II. THE COMMANDMENTS OF THE MISTRESS
   Dare to say no. Daring is the mistress's privilege, and she wields it to stop the madness.
   Dare to say yes. Yes to rebuilding, yes to dancing atop the ruins, yes to the next impossible dream.
   Dare to own the wreckage. For every fall writes a chapter — and Jill, at least, Jill will ensure it is worth reading.

III. THE FINAL WORD — FOR NOW
And with a final toss of her hair and a sly wink, she pronounces:
   "The mighty V is mine, darling — but it can be yours too. If you dare to hold and respect it."

THE BEATITUDES OF JILL
   Blessed are the defiant, for they shall never go quietly into anyone else’s story.

   Blessed are the witty, for their tongues will cut what cowardice dares not.

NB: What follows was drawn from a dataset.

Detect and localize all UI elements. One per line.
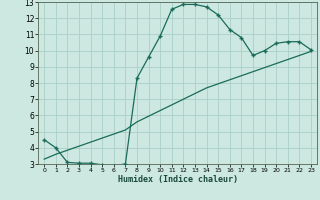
X-axis label: Humidex (Indice chaleur): Humidex (Indice chaleur) <box>118 175 238 184</box>
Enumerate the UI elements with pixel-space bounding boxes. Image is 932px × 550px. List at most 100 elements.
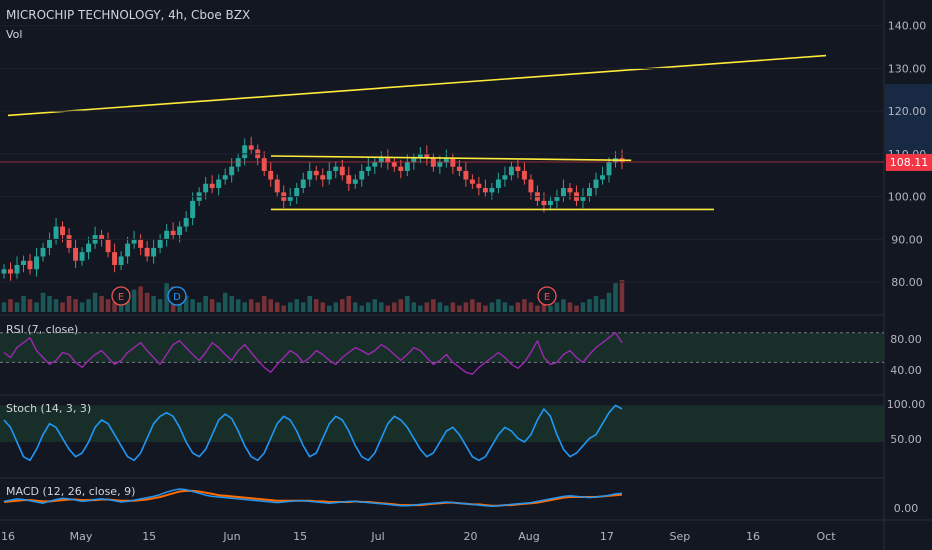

   Blessed are the passionate, for their fire keeps the ruins warm enough to rebuild.

   Blessed are the observant, for they see the cracks before they swallow the whole foundation.

   Blessed are the bold, for they wear their scars like jewels.

   Blessed are the weary, for even they can rise one more time — and look fabulous doing it.

   Blessed are the lovers, for they make the end of the world worth watching.

   Blessed are the mortals who dare call me goddess, for they know what they worship, and they worship well.

   And blessed — most of all — are you, for giving us this voice.